We should look at these as two different perspectives on the same thing: employee experience refers to how your team experiences you as a company, while engagement often refers to how employers experience the team — are people productive, do they recommend the company, and how long they’d work there? Engagement data is often focused on measuring the ROI of employee practices — are you happy with what we’re doing?

"Engagement and the employee experience are different, yet related constructs,” Lisa Barrington of Phoenix, Ariz.-based Barrington Coaching pointed out. For practical purposes, the employee experience is the totality of experiences one has during the recruitment, employment, and post-employment phases of a job. This includes the interactions with others, the policies, procedures, and processes one faces, the culture of the organization, the total rewards (pay, benefits), the physical environment, and the job itself. The totality of all these factors large and small create an experience that ultimately influences the level of engagement an employee feels toward their employer.

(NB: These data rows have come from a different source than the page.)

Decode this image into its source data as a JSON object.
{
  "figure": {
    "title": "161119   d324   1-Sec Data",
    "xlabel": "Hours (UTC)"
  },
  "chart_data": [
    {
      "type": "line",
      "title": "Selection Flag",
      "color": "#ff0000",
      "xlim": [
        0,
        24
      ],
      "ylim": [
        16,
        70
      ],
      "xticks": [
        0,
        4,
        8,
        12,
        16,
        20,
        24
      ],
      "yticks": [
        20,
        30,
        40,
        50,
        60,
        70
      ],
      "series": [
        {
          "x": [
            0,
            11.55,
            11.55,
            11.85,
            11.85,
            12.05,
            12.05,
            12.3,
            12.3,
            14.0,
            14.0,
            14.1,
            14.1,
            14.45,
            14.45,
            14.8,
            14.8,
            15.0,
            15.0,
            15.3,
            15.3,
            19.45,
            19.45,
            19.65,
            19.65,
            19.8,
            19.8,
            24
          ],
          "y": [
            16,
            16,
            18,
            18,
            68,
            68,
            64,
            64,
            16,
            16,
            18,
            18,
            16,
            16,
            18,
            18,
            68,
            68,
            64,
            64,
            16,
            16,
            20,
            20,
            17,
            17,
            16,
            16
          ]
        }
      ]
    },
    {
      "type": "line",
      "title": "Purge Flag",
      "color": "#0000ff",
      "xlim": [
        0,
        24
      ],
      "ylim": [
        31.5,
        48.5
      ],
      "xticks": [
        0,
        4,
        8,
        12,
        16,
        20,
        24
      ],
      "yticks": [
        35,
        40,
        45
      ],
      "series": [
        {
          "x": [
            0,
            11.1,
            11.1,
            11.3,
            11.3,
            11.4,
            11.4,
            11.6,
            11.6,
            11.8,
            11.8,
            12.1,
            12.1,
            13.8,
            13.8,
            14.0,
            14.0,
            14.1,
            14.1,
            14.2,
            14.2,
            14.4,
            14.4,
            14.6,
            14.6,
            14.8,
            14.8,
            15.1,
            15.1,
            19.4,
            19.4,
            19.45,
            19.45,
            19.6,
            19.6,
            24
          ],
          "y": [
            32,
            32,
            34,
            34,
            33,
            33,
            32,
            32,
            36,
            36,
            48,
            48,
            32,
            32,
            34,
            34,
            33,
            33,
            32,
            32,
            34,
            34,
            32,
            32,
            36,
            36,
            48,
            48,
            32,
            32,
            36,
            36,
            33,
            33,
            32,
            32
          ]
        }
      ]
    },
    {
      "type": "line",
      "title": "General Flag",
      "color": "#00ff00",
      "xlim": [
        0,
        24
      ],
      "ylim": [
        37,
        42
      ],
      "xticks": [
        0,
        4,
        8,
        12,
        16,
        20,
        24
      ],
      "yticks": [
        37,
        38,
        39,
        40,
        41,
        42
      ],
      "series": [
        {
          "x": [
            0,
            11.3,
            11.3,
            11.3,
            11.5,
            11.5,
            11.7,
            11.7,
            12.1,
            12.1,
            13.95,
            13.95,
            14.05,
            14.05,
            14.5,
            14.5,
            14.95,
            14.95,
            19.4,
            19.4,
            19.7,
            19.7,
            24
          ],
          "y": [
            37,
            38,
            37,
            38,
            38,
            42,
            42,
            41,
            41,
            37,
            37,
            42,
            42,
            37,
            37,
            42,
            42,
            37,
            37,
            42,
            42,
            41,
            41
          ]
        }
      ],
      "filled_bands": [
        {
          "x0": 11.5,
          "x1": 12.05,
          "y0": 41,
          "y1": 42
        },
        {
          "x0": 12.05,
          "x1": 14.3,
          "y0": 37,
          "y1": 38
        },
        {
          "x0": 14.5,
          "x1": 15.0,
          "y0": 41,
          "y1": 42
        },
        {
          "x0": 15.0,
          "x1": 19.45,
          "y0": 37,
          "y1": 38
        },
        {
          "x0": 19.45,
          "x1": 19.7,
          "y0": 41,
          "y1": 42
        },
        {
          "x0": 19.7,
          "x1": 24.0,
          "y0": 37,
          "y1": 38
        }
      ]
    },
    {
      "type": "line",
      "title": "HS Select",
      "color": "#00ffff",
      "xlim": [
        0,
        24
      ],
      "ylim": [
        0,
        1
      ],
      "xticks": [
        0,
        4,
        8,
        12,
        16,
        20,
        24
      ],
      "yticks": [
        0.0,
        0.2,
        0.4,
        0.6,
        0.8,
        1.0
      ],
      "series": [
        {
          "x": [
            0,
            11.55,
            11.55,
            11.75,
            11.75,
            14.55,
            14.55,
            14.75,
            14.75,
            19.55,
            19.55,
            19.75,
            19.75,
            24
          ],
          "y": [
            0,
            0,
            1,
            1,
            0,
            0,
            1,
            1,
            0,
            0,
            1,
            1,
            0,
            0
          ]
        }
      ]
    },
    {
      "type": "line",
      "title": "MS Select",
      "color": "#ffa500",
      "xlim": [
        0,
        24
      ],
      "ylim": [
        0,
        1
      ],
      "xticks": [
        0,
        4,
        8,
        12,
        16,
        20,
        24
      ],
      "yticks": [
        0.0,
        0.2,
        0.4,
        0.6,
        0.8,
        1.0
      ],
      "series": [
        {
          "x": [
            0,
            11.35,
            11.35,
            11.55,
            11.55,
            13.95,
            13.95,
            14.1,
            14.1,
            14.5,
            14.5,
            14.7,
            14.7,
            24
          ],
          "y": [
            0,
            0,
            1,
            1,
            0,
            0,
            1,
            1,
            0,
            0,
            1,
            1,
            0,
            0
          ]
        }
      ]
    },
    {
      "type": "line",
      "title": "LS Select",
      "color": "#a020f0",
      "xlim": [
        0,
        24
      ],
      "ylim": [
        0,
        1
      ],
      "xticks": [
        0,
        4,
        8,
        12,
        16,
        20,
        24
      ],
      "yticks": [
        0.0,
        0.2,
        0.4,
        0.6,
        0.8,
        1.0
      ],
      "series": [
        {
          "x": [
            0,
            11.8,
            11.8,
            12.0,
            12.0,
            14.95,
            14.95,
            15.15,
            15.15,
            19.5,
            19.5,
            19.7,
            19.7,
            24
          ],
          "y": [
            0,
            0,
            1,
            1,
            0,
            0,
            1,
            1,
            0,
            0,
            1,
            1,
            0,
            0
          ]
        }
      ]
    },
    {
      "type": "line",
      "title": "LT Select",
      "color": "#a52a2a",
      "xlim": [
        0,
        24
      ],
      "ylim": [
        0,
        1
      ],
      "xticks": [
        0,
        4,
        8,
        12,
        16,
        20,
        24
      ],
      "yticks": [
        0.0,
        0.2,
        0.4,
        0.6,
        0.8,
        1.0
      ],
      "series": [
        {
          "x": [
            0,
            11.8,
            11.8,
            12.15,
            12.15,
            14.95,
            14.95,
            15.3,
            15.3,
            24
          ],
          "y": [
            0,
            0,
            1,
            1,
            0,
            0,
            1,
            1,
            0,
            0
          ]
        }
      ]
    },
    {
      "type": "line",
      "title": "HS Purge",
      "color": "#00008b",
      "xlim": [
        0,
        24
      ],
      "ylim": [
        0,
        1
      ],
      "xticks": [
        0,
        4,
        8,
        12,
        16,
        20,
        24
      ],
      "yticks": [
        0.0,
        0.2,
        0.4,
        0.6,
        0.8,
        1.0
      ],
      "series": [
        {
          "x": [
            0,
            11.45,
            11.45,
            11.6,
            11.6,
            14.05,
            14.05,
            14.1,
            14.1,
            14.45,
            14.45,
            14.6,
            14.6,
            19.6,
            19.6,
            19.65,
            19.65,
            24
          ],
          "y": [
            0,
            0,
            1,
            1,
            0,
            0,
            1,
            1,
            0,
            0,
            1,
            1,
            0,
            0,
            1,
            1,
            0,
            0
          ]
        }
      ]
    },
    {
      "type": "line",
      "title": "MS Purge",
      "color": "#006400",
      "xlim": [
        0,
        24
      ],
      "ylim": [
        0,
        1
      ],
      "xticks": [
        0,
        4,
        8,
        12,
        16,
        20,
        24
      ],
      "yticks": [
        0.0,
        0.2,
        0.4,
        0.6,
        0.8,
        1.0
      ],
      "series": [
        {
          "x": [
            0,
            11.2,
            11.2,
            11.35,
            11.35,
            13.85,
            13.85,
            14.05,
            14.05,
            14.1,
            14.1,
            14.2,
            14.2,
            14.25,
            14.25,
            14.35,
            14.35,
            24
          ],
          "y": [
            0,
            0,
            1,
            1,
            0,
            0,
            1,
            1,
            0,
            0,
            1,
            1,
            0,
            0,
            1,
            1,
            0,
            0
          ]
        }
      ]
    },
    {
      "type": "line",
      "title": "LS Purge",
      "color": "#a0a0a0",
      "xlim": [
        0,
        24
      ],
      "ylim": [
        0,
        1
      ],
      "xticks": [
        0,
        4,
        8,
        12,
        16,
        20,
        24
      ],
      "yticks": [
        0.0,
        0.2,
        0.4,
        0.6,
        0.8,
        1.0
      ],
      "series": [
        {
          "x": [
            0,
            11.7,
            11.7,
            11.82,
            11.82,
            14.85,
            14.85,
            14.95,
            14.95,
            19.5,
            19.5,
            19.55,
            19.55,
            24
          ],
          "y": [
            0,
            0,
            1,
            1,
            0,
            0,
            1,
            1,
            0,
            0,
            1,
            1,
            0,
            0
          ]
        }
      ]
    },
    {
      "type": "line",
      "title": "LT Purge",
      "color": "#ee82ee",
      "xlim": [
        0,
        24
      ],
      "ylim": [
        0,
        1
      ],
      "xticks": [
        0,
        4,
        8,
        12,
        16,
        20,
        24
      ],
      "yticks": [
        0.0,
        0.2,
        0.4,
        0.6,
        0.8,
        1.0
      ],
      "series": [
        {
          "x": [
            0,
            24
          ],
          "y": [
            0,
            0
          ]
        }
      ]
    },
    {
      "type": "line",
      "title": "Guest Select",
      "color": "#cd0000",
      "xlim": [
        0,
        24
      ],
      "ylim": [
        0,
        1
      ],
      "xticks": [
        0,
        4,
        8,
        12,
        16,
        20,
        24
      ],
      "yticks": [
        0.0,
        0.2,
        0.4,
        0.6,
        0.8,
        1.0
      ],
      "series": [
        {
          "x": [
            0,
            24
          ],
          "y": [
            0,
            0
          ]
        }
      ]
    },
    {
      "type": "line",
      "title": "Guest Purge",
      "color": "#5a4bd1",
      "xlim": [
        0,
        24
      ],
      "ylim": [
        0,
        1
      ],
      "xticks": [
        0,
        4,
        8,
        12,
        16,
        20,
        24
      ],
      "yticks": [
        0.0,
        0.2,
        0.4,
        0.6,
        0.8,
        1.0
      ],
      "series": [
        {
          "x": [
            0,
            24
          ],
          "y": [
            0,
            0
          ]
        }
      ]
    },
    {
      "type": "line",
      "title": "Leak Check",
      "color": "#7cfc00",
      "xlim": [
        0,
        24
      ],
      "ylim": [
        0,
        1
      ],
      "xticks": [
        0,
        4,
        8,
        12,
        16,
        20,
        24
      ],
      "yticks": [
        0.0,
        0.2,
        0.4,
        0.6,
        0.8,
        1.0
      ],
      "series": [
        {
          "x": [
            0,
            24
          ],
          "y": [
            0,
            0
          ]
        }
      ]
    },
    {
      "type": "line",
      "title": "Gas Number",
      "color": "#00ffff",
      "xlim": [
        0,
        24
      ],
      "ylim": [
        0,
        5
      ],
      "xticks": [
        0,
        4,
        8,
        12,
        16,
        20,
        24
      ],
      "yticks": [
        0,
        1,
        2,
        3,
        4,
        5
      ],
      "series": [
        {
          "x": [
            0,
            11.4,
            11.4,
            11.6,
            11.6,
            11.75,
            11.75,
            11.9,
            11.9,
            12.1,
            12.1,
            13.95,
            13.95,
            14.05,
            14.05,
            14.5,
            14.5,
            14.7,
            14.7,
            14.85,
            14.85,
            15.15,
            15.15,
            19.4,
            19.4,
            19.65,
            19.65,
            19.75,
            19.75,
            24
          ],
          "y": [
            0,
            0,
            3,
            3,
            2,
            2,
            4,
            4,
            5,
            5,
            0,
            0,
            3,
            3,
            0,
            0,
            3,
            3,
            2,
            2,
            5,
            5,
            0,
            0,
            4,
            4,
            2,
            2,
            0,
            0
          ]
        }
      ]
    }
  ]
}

Employee engagement includes an employee's psychological involvement in their job and tasks, the connection they feel to their colleagues and leaders, and the resulting commitment they have toward the organization. Highly engaged employees are typically characterized as having a positive effect, high energy, and will display discretionary effort.

Create Experiences From Employees Standpoint

Cameron Smith is senior global director of product management for workforce engagement at Daly City, Calif.-based Genesys, shared his thoughts on the causes of disengagement.

  • Lack of understanding of, or connection to, the core mission and values of the company
  • Lack of feedback and direction from the team manager, or just overall poor communication between the employee and manager
  • Feeling underappreciated for the employee’s individual efforts
  • Lack of good rapport with teammates
  • An incomplete onboarding process

Final Thoughts

Employee experience is the totality of all the perceptions and experiences that employees go through while working at a company. It is an employee-centric and bottom-up approach where employers design their workflow and processes around their employees to better their day-to-day and overall experiences. Employee engagement is all about short-term cosmetic changes (i.e. one-off engagement activities,) employee experience encompasses the entire reality of what it's like to work at an organization. Both are equally important but to really develop a strategy that encompasses both it is important to understand both and how they impact on work and the organization globally.